The graphs include the nominal (MoU pledges) and the installed capacity both including the standard efficiency factors (cpu: 85%, disk:70%, tape:100%).

 

Comments at the MB

 

From the graphs one can see that many sites have not been fully utilized by the experiments in the first quarter. But in May the usage has increased considerably.

 

J.Templon showed the graphs of the SARA-NIKHEF utilization for the month of April:

http://www.nikhef.nl/grid/stats/ndpf-prd/voview-long

 

The CERN disk storage usage is a fraction of what is in reality used, because only the usage from Castor 2 is accounted, not the usage on disks still under Castor1.

 

The accounting reports for Tier-2s will be sent when it becomes clear which Tier-2 s participate in Service Challenge 4.

 

Decision:

The MB agreed to make this accounting information public.

 

Action:

The sites should send the accounting data for May before 16 June 2006.

 

 

6.      SAME results for May (tables) - P. Nyczyk

 

The tables attached show the availability of CERN and of the Tier-1 sites as monitored by the SAM (renamed from SAME, previously SFT) system.

 

The tests are performed at regular fixed periods. When a test fails it is not retried more frequently and the service is considered down until the next successful execution. SAM will repeat failed tests more frequently in the future, but this feature is not yet in operation.

 

Service downtime includes both scheduled and unscheduled downtime periods. The SAM monitoring is currently used to check “availability” and not reliability of the sites. The MB agreed that in the future scheduled and pre-announced downtime could be presented in different ways than unscheduled unavailability.

 

Comments at the MB

 

CERN commented that the low values on the period 23-25 May 2006 were due only to one missing certificate (to NDGF) and that all other services and connections were fully operational to the other 10 Tier-1 sites.

 

BNL have not deployed the CE and this makes the SAM test fail. NDGF should get into the standard deployment as the other sites.

 

The exact description and results of all these tests are available daily on the SAM site (a certificate is needed).
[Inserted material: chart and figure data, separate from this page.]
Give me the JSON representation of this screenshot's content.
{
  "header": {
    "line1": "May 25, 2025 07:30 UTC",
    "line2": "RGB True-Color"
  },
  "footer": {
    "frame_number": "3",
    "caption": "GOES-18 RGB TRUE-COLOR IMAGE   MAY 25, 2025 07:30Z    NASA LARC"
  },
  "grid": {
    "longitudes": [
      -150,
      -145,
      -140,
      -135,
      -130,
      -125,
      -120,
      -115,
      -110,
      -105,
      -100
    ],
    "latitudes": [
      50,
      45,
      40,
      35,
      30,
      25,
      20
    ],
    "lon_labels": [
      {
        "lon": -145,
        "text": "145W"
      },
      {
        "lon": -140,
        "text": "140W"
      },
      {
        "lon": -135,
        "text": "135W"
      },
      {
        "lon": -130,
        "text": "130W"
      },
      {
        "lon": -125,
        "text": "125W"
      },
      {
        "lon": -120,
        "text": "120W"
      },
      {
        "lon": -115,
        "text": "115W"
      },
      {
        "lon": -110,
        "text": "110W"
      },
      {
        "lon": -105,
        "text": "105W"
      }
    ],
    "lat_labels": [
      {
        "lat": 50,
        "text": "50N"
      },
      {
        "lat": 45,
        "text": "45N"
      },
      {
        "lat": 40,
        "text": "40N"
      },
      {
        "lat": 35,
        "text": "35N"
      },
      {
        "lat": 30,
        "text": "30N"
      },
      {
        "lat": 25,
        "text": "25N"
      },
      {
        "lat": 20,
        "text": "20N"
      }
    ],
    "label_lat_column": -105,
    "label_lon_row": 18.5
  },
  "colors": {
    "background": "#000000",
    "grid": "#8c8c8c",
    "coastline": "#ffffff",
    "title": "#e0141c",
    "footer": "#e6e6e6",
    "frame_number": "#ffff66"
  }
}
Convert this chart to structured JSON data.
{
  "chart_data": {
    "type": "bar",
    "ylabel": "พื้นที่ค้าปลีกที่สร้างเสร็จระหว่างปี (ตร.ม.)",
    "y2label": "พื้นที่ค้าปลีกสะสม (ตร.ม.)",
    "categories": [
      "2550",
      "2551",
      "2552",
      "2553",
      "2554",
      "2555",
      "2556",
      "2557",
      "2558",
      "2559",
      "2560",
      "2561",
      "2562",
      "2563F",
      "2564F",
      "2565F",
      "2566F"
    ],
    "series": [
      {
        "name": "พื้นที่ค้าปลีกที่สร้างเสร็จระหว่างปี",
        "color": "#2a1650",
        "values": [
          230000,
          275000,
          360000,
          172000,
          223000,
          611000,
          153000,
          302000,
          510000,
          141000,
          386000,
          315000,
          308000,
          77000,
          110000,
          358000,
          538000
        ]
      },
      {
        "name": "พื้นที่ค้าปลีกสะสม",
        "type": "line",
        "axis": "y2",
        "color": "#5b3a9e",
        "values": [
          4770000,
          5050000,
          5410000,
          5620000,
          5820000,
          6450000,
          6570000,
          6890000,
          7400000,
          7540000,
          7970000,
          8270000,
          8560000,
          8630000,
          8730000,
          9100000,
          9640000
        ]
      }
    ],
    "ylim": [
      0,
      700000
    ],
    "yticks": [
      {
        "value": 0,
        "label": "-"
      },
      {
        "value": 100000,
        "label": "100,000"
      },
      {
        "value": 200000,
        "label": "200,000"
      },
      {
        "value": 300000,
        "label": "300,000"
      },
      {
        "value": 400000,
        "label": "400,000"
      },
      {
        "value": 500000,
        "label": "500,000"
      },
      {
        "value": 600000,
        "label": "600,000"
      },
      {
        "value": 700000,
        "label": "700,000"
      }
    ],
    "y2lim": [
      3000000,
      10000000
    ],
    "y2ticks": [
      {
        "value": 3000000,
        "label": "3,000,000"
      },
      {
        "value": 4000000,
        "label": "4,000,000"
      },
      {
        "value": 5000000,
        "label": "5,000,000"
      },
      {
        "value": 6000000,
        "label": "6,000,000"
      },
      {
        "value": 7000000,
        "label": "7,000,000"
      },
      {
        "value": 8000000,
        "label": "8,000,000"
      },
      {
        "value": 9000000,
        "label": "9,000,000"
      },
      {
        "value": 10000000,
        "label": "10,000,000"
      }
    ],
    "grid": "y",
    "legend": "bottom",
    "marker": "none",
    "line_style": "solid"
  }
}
See: https://lcg-sam.cern.ch:8443/sam/sam.cgi

 

The MB in principle is not against making these values public in the future. But for now it should be limited to the MB members until the reasons of the downtimes can be commented and explained by the site. The usage of these tests and their results should be discussed during the Operations Workshop (19 June2006). It was also noted that the SAM values are anyway already available via the EGEE reports.

 

Action:

30 Jun 2006 - P.Nyczyk should compile a web page with the description of each SAM test. This had already been done - see email; from L.Robertson on 7 June

-          The web page http://lxb2063.cern.ch:8080/sqldb/site_avail.xsql allows you to extract the daily availability data by VO, site and time period.

-          The test sets used to calculate availability are:  CE, SE, site_BDII. The details of these tests can be found via the main SAM page https://lcg-sam.cern.ch:8443/sam/sam.cgi - select the test set (sBDII, CE or SE) and then click ShowSensorTests 

 

Action:

13 Jun 2006 - I.Bird to add the “discussion on the SAM tests and results” to the Operations Workshop agenda.

 

 

7.      AOB

 

7.1         Internal Review Questionnaires

The MB suggested that the questionnaire filled by the sites should be only available to the reviewers.

But the decision will be done by the GDB of the following day.

 

 

8.      Summary of New Actions

 

 

Action:

15 Jun 2006 - D.Liko to distribute the Job Priority WG report to the MB.

 

Action:

The sites should send the accounting data for May before 16 June 2006.

 

Action:

13 Jun 2006 - I.Bird to add the “discussion on the SAM tests and results” to the Operations Workshop agenda.

 

 

 

The full Action List, current and past items, will be in this wiki page before next MB meeting.